Further, it is not certain exactly to what extent the UKPDS study is applicable for a US population. The UKPDS study was -when initiated- the largest trial designed to allow the creation of independent risk equations for diabetes type 2 complications, and the UKPDS study is still used as a landmark study for the validation of results from more recent studies.41 The American Diabetes Association has also used statements referring to “the UKPDS Outcomes Model,” which is based on the UKPDS study equations.42 Moreover, a US study found predicted all-cause mortality based on UKPDS data comparable with that of observed US data.43 The most important limitation is the assumption that the difference between treatment alternatives in insulin doses and HbA1c levels will be maintained over time. However, a 1-year follow-up of the OpT2mise study indicated that differences between treatments in terms of HbA1c and dose reductions remained stable over time.44
For people with T2D not in glycemic control on MDI, a simple insulin infusion device has the potential to be highly cost-effective in the United States, which would enable these devices to become a valuable treatment alternative in this population.

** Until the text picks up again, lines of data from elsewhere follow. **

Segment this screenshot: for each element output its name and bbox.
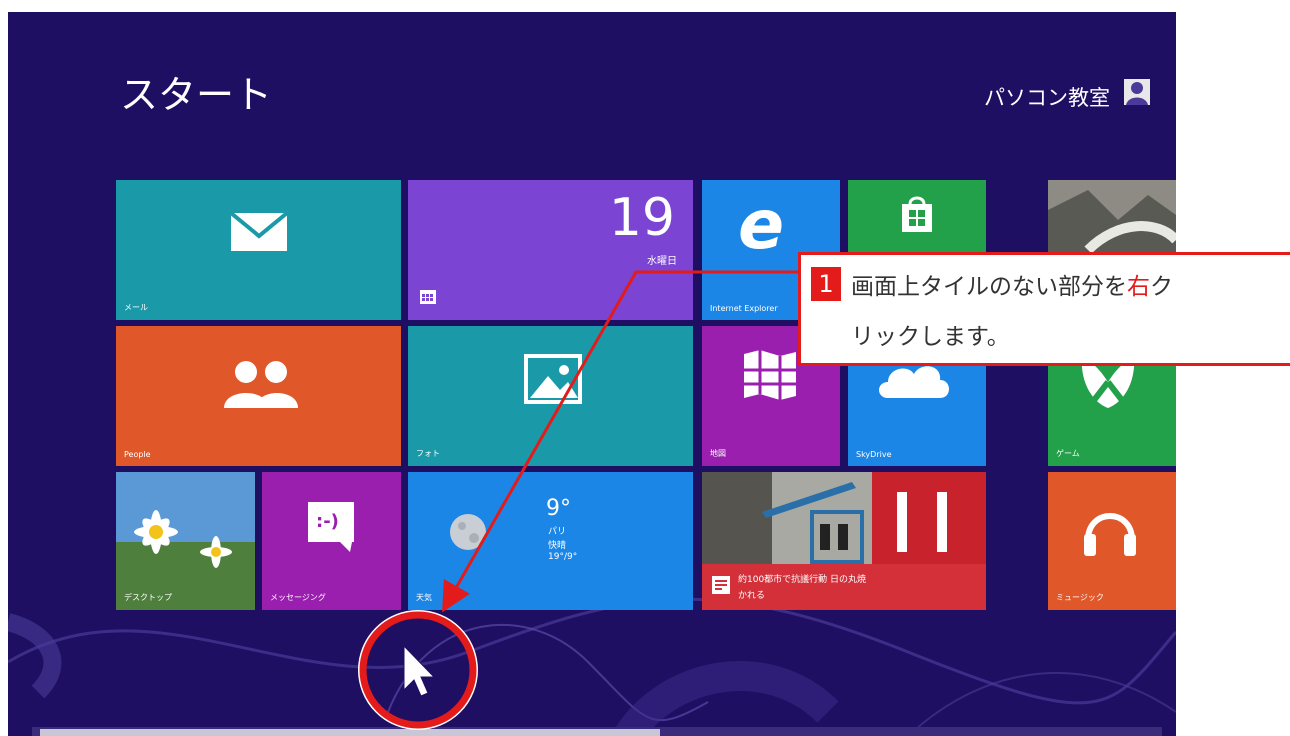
tile-ie-label: Internet Explorer [710, 304, 778, 313]
callout-text-line-1: 画面上タイルのない部分を右ク [851, 267, 1173, 301]
callout-text-after: ク [1150, 274, 1173, 300]
news-icon [712, 576, 730, 594]
news-headline: 約100都市で抗議行動 日の丸焼 [738, 575, 867, 585]
tile-messaging[interactable]: :-) メッセージング [262, 472, 401, 610]
tile-skydrive-label: SkyDrive [856, 450, 892, 459]
news-headline-bar: 約100都市で抗議行動 日の丸焼 かれる [702, 564, 986, 610]
desktop-wallpaper-image [116, 472, 255, 610]
user-avatar-icon[interactable] [1124, 79, 1150, 105]
tile-games-label: ゲーム [1056, 449, 1080, 458]
tile-weather-label: 天気 [416, 593, 432, 602]
tile-maps-label: 地図 [710, 449, 726, 458]
tile-calendar[interactable]: 19 水曜日 [408, 180, 693, 320]
tile-people[interactable]: People [116, 326, 401, 466]
start-title: スタート [120, 73, 273, 117]
internet-explorer-icon: e [738, 186, 785, 265]
moon-weather-icon [450, 514, 486, 550]
callout-text-highlight: 右 [1127, 274, 1150, 300]
tile-music-label: ミュージック [1056, 593, 1104, 602]
store-bag-icon [902, 196, 932, 232]
messaging-bubble-tail [340, 542, 352, 552]
user-name[interactable]: パソコン教室 [984, 82, 1110, 112]
step-number-badge: 1 [811, 267, 841, 301]
tile-music[interactable]: ミュージック [1048, 472, 1176, 610]
tile-messaging-label: メッセージング [270, 593, 326, 602]
tile-photos[interactable]: フォト [408, 326, 693, 466]
headphones-icon [1084, 513, 1136, 556]
tile-desktop-label: デスクトップ [124, 593, 172, 602]
calendar-weekday: 水曜日 [647, 256, 677, 267]
weather-city: パリ [548, 527, 567, 537]
weather-temp: 9° [546, 496, 571, 521]
calendar-day: 19 [608, 188, 675, 248]
messaging-bubble-icon: :-) [308, 502, 354, 542]
callout-text-before: 画面上タイルのない部分を [851, 274, 1127, 300]
tile-weather[interactable]: 9° パリ 快晴 19°/9° 天気 [408, 472, 693, 610]
tile-mail-label: メール [124, 303, 148, 312]
mail-icon [230, 212, 288, 251]
photos-icon [524, 354, 582, 404]
scrollbar-thumb[interactable] [40, 729, 660, 736]
tile-people-label: People [124, 450, 151, 459]
calendar-icon [420, 290, 436, 304]
callout-text-line-2: リックします。 [851, 324, 1010, 350]
people-icon [224, 361, 298, 408]
weather-range: 19°/9° [548, 552, 578, 562]
instruction-callout: 1 画面上タイルのない部分を右ク リックします。 [798, 252, 1290, 366]
map-icon [744, 350, 796, 400]
tile-mail[interactable]: メール [116, 180, 401, 320]
tile-photos-label: フォト [416, 449, 440, 458]
tile-desktop[interactable]: デスクトップ [116, 472, 255, 610]
weather-condition: 快晴 [548, 541, 567, 551]
messaging-face: :-) [316, 511, 339, 532]
horizontal-scrollbar[interactable] [32, 727, 1162, 736]
news-headline-2: かれる [738, 591, 766, 601]
start-screen[interactable]: スタート パソコン教室 メール 19 水曜日 e Internet Explor… [8, 12, 1176, 736]
tile-news[interactable]: 約100都市で抗議行動 日の丸焼 かれる [702, 472, 986, 610]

This work was funded by CeQur Corporation, Marlborough, MA, USA. Peter Wahlqvist is employed by CeQur (Wales) Ltd, Cardiff, UK. Jay Warner is employed by CeQur Corporation, Marlborough, MA, USA. Robert Morlock has received personal fees as a scientific consultant to CeQur Corporation, Marlborough, MA, USA. Professional medical writing support was provided by Andrea R. Gwosdow, Ph.D. of Gwosdow Associates Science Consultants, LLC and was funded by CeQur Corporation, Marlborough, MA, USA.